The little boy was filthy and had peed on himself and left a little puddle.
The whole thing was just too sad. It reminded me of the Bible, when Jesus tells the story of the good Samaritan. It also reminded me of Dickens. I always think of him when I meet homeless people, and I try to see the world through his eyes. It also reminded me of the general delicacy of experience. Lots of people don't have a safety net. The barrier between them and the world is paper-thin.
Everyone has a time in their life when they need some help from a stranger. Everyone has some time when they're really down on their luck, whatever the situation. Everyone has a time when they need to ask the universe to catch them. I believe that you can build up your emergency fund by helping strangers who are in that place, that universal place of need we all get in sometimes.
Really, a person is fortunate if they are given the opportunity to help people. Sometimes I feel like I don't get that chance enough with the people I love the most. They won't let me help them; they won't tell me when they're suffering.
Christina Ricci walked by when I was talking with the homeless woman. I finally had my Christina Ricci Mayfair sighting. Apparently she goes there almost as much as me. She's very short and beautiful and she has a funny kind of butt. I also saw John Oszajcka, this musician who I used to vaguely know through mutual friends. He dated Lisa Marie Presley and almost became a Scientologist, or maybe he is--I don't know.
This is Hollywood.
Yesterday I was having coffee on Larchmont and a couple walked by holding hands who looked quite unusual. The man had a tattoo covering his face and head that made it look as if his skin were a green-blue puzzle. The woman had a double-mohawk and tattoos on her legs of cheetah spots, and she had plastic whiskers sticking out of her face. She was a self-made catwoman.

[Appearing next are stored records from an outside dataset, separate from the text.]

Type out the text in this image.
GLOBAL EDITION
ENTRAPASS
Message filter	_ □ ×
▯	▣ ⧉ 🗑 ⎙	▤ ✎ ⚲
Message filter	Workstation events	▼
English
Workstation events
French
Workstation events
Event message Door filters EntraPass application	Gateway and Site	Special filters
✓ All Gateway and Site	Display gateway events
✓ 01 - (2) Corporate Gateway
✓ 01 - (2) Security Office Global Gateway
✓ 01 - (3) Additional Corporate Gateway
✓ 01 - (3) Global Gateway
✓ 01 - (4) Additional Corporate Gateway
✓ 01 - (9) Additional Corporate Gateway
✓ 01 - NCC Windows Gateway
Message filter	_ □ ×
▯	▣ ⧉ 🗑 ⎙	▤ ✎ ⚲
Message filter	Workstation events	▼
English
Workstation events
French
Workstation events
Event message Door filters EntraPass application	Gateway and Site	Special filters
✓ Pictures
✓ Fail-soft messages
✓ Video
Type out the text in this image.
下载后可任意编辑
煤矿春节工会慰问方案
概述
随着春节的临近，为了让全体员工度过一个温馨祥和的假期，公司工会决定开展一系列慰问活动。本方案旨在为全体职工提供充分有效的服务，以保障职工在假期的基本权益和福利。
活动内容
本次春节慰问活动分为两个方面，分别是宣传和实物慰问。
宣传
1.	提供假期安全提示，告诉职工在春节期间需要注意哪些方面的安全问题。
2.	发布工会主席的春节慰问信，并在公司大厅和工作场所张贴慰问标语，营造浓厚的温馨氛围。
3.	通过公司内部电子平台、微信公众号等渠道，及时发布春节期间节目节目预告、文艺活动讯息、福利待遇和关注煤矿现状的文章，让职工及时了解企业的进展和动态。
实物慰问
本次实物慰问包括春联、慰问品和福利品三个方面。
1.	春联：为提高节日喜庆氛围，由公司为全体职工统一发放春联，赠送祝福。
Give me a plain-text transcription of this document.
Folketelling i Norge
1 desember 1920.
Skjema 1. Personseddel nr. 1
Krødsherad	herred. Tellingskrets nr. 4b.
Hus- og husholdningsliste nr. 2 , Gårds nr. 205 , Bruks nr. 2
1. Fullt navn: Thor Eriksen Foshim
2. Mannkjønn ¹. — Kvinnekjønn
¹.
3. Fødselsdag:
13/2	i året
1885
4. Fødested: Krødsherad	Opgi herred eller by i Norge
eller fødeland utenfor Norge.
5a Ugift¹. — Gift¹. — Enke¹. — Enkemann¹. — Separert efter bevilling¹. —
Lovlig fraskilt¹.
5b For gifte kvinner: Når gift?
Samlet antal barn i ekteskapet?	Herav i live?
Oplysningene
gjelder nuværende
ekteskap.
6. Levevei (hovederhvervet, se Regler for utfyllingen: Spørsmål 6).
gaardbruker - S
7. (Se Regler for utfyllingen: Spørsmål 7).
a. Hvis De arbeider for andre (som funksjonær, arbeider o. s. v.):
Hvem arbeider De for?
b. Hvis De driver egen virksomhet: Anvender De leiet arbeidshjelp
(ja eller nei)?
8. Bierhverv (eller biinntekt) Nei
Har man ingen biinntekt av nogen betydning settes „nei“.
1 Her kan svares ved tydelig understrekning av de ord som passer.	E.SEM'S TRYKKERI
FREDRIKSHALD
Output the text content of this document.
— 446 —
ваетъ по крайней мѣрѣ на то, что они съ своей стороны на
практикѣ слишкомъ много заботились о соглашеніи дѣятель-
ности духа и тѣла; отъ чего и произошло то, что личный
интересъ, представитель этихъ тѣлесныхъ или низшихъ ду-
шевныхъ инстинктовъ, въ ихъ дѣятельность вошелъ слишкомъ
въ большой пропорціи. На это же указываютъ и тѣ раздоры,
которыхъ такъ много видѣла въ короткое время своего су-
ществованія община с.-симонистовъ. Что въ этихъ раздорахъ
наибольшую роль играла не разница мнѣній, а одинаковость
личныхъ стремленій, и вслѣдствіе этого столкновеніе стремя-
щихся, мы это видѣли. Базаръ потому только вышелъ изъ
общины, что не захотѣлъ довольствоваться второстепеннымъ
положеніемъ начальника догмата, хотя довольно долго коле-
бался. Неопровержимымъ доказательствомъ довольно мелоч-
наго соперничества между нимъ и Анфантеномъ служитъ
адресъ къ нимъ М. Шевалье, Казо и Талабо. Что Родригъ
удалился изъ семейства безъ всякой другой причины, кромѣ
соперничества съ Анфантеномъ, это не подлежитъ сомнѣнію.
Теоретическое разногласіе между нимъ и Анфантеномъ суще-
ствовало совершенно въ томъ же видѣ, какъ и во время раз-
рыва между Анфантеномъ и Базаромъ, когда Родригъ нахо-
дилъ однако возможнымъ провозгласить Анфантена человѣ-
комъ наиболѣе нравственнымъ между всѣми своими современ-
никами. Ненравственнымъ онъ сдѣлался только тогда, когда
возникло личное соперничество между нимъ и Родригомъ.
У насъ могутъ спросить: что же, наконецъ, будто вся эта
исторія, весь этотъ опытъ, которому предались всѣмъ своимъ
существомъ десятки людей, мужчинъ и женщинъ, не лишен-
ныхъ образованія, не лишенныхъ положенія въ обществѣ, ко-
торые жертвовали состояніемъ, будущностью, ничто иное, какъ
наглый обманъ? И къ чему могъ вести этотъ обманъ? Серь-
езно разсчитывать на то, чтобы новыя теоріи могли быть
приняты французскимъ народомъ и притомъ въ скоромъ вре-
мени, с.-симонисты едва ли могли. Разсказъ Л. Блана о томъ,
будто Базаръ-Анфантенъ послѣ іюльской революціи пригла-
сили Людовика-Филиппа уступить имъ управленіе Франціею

The older gay man at the next table turned around after they left and announced to the general vicinity, "It just goes to show, there's someone for everyone. If you ever get down because you're alone, just think of them."
I drove through the neighborhood today where Beck grew up--it's so beautiful, the cacaphony of street markets and people everywhere. It all made sense. Beck was so right in a recent Spin interview when he said, sometimes there's more resonance in a 99 cent store than in an existential void.
More on that later. Got to sleep now.
I love L.A. way more than Randy Newman does, I promise you that.